Last week Wednesday I took a trip into London and one of my stops was the Royal College of Art (RCA) Design Degree Show 2010. This is the one degree show I always make time to go to and this year certainly didn’t disappoint. There was the usual mix of inspiring, thought provoking, innovative and totally wacky (well, in my opinion anyway).
On my nose around the various exhibits some that stood out for me included:
- Echo (above) – a ‘plug and play’ smoke and fire detection system created by a group of students in the Innovation Design Engineering (IDE) department. A far cry from the boxy fire detectors many of us currently have in our homes.
- Julian Bond in the Design Products Department (which is incidentally now headed up by Tord Boontje and this was his first Show as Head of Design Products) has been exploring automated craft. His idea for an automated craft machine enables unskilled makers to handcraft artefacts that have the same aesthetic and finished quality as mass-produced ceramic goods.
- Another student in the Design Products Department – Emil Rosen – has created rather intriguing proposals for plumbed in and free standing sinks made out of Ultradur thermoplastic Polyester.
- Then in the IDE department again I came across a project that can only be described as an enhanced sanitary towel. As well as serving its normal function, the Canary D-Pad also offers ladies the benefit of detecting the early warning signs of diabetes, for instance, with its integrated diabetes risk indicator.
I also made a stop at the Vehicle Design Department’s show as I’m always intrigued by what these MA students envision we will be transported around in in the future. As I wandered around I could see a general ‘eco’ theme amongst most of the project work. For instance, the winner of this year’s Pilkington Automotive Award for Best Design Interpretation, an award that has been running for the past 23 years and challenges the RCA students to use their creativity, skills and knowledge of advanced vehicle design technologies to produce ground-breaking concepts, had designed a driverless taxi powered by solar panels. Designed by Swedish student, Marten Wallgren, ‘The Grid’ (above) also includes the ability to connect to similar models on the road to create a ‘community’ charging grid. In Wallgren’s words: “The system consists of autonomous electric vehicles spread over a highly populated area. Together they create a flexible infrastructure of power sources to charge other vehicles in need of energy. The power is created by solar cells and when one vehicle is fully charged it autonomously connects to the vehicle next to it and helps it charge faster because it has twice as many solar panels.”

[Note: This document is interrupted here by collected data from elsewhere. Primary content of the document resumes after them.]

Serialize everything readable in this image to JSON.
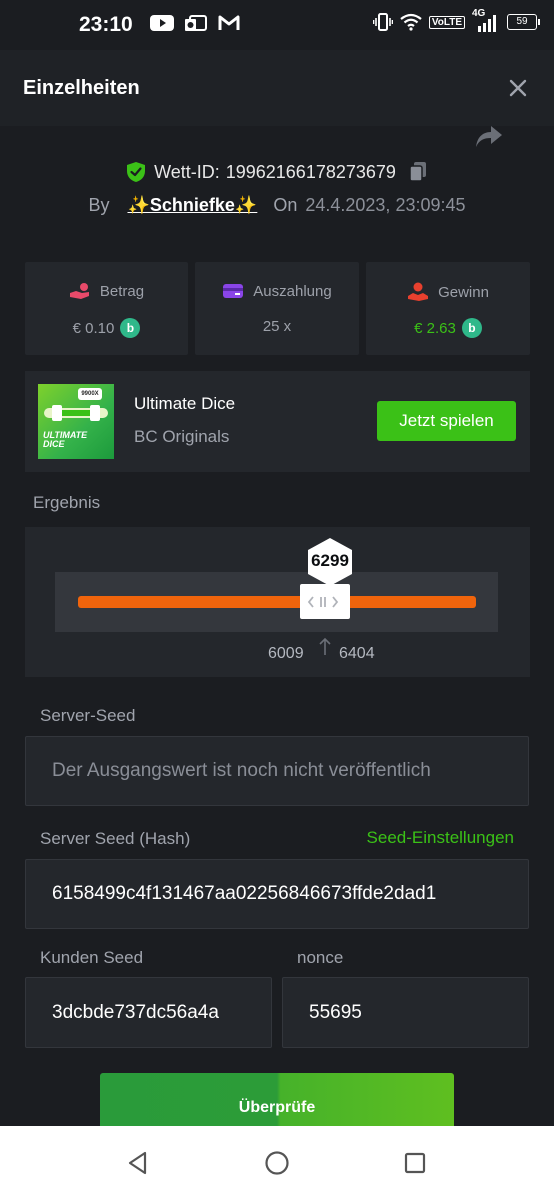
{
  "status_bar": {
    "time": "23:10",
    "volte": "VoLTE",
    "network": "4G",
    "battery": "59"
  },
  "header": {
    "title": "Einzelheiten"
  },
  "bet": {
    "id_label": "Wett-ID:",
    "id_value": "19962166178273679",
    "by_label": "By",
    "user": "✨Schniefke✨",
    "on_label": "On",
    "date": "24.4.2023, 23:09:45"
  },
  "stats": [
    {
      "label": "Betrag",
      "value": "€ 0.10",
      "coin": "b",
      "value_color": "#9da1aa",
      "icon": "hand-coins-icon"
    },
    {
      "label": "Auszahlung",
      "value": "25 x",
      "value_color": "#9da1aa",
      "icon": "wallet-card-icon"
    },
    {
      "label": "Gewinn",
      "value": "€ 2.63",
      "coin": "b",
      "value_color": "#3bc117",
      "icon": "hand-receive-icon"
    }
  ],
  "game": {
    "name": "Ultimate Dice",
    "provider": "BC Originals",
    "play_label": "Jetzt spielen",
    "thumb_text": "ULTIMATE DICE",
    "thumb_badge": "9900X"
  },
  "result": {
    "section_label": "Ergebnis",
    "value": "6299",
    "range_low": "6009",
    "range_high": "6404"
  },
  "server_seed": {
    "label": "Server-Seed",
    "placeholder": "Der Ausgangswert ist noch nicht veröffentlich"
  },
  "server_seed_hash": {
    "label": "Server Seed (Hash)",
    "settings_link": "Seed-Einstellungen",
    "value": "6158499c4f131467aa02256846673ffde2dad1"
  },
  "client_seed": {
    "label": "Kunden Seed",
    "value": "3dcbde737dc56a4a"
  },
  "nonce": {
    "label": "nonce",
    "value": "55695"
  },
  "verify_label": "Überprüfe",
  "colors": {
    "accent_green": "#3bc117",
    "slider_orange": "#f0640c",
    "card_bg": "#24272c",
    "page_bg": "#1b1d21"
  }
}
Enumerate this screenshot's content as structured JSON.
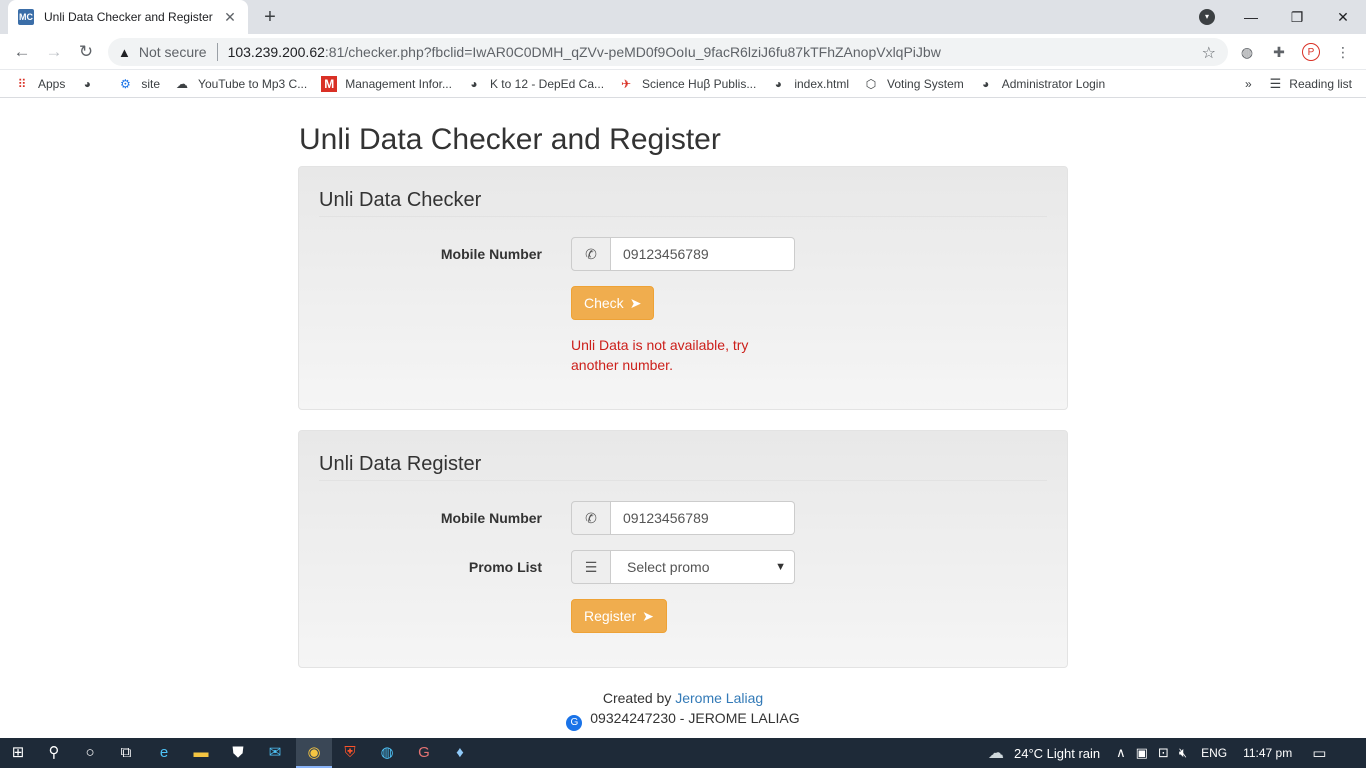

The judges were obviously impressed with this concept and vehicle designer, David Wilkie, who presented Wallgren with his award, felt that he was making the best use of technologies in order to move car design into the future. “The Grid meets social and environmental needs by developing a solution for improved car sharing systems and energy efficiency whilst also meeting the tastes and preferences of consumers, as users have the option of driving or allowing the vehicle to take over so that the time can be spent working or relaxing,” says Wilkie.
The Best Use of Glazing Award was presented to German student David Seesing for Symbiosis, a complex vehicle design made from an inner and outer layer of glass designed to channel air flow through the vehicle to aid fuel efficiency and temperature control. In the exhibition his design stood out for me especially as I was really impressed by his Bunkspeed hypershot rendering (above).
Although the RCA show is over for another year, the design degree show season is not over yet because this Wednesday I am heading back into London for the opening of Newdesigners Part 2, a UK wide graduate design show taking place at the Business Design Centre in Islington. Look out for my thoughts on that show on the blog later this week.